Nathan memandang Rendra dengan ekspresi bersikeras. "Gue nggak peduli bang. Gue mau bareng kalian. Lagi pula, mungkin gue bisa bantu Galang dalam masalah yang dia hadapi." Nathan melirik Galang yang hanya mendengus.

"Jangan harap, Nate," balas Galang. "Lo ceroboh, lo nggak ngerti apa-apa soal misi ini. Lo bakal lebih merepotkan daripada ngebantu."

"Tapi dia jauh lebih rajin dari kamu, Lang," timpal Hendrick yang muncul di ambang pintu, mendengar percakapan mereka. "Ayah setuju kalau Nathan pindah. Lebih baik kalau kalian saling membantu."

Galang mendesah keras. "Ayah serius? Nathan itu ceroboh. Galang lebih baik sendiri meskipun aku ini pemalas."

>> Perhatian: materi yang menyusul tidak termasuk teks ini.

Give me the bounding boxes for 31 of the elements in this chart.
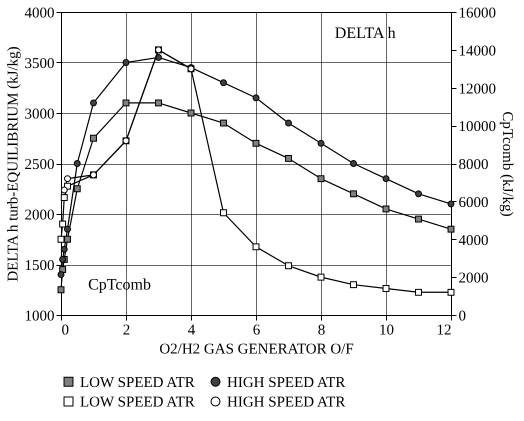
y2-tick-label: 12000 <box>458 81 496 98</box>
y-tick-label: 1000 <box>24 308 54 324</box>
y-tick-label: 3000 <box>24 106 54 122</box>
y2-axis-title: CpTcomb (kJ/kg) <box>499 111 515 217</box>
x-tick-label: 0 <box>62 322 69 338</box>
y-tick-label: 3500 <box>24 56 54 72</box>
annotation: DELTA h <box>334 25 396 42</box>
y2-tick-label: 4000 <box>458 232 488 249</box>
y-tick-label: 1500 <box>24 258 54 274</box>
legend-label: HIGH SPEED ATR <box>227 394 346 410</box>
y2-tick-label: 14000 <box>458 43 496 60</box>
y2-tick-label: 8000 <box>458 157 488 173</box>
y2-tick-label: 6000 <box>458 194 488 211</box>
legend-label: LOW SPEED ATR <box>80 394 195 410</box>
y2-tick-label: 16000 <box>458 6 496 22</box>
x-tick-label: 6 <box>252 322 261 338</box>
x-tick-label: 10 <box>379 322 394 338</box>
legend-label: HIGH SPEED ATR <box>227 374 346 391</box>
y-tick-label: 2500 <box>24 157 54 173</box>
y-tick-label: 2000 <box>24 208 54 224</box>
y2-tick-label: 2000 <box>458 270 488 287</box>
x-tick-label: 8 <box>318 322 326 338</box>
y2-tick-label: 10000 <box>458 119 496 136</box>
y-axis-title: DELTA h turb-EQUILIBRIUM (kJ/kg) <box>6 46 22 282</box>
x-axis-title: O2/H2 GAS GENERATOR O/F <box>159 342 354 358</box>
x-tick-label: 2 <box>122 322 130 338</box>
y2-tick-label: 0 <box>458 308 466 324</box>
x-tick-label: 4 <box>188 322 196 338</box>
x-tick-label: 12 <box>436 322 452 338</box>
y-tick-label: 4000 <box>24 6 54 22</box>
legend-label: LOW SPEED ATR <box>80 374 195 391</box>
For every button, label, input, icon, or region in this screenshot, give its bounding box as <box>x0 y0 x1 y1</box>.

"Tapi gue jago di banyak hal, terutama strategi," jawab Nathan dengan bangga. "Bahkan meski lo lebih kuat secara fisik, Galang, gue bisa menutupi kelemahan lo dengan otak gue. Lagipula, siapa yang bakal nyangka kalau gue ini juga bisa bikin lo lebih tanggap?"

Galang tahu Nathan memang punya semangat yang tinggi dan sifatnya yang pemarah kadang bisa jadi keuntungan dalam situasi tertentu. Tapi tetap saja, ia merasa keberadaan Nathan akan membuat misinya lebih rumit. Di sisi lain, ia tak bisa membantah bahwa Nathan sudah seperti saudara kandung baginya sejak mereka kecil. Mereka sering bertengkar, tapi akhirnya selalu kompak.

"Kita lihat aja nanti," kata Galang akhirnya, meski raut wajahnya masih penuh keraguan. Ia tahu, meskipun Nathan ceroboh, ia juga memiliki kemampuan unik yang mungkin akan sangat berguna di SMA Mentari Perdana, terutama dalam menghadapi masalah yang melibatkan keluarga Danendra.

Di dalam hati, Galang berharap kehadiran Nathan tidak akan memperumit misinya, tetapi ia juga tak bisa memungkiri bahwa kehadiran Nathan mungkin membawa harapan baru dalam perjuangannya mengungkap misteri kematian Stevie.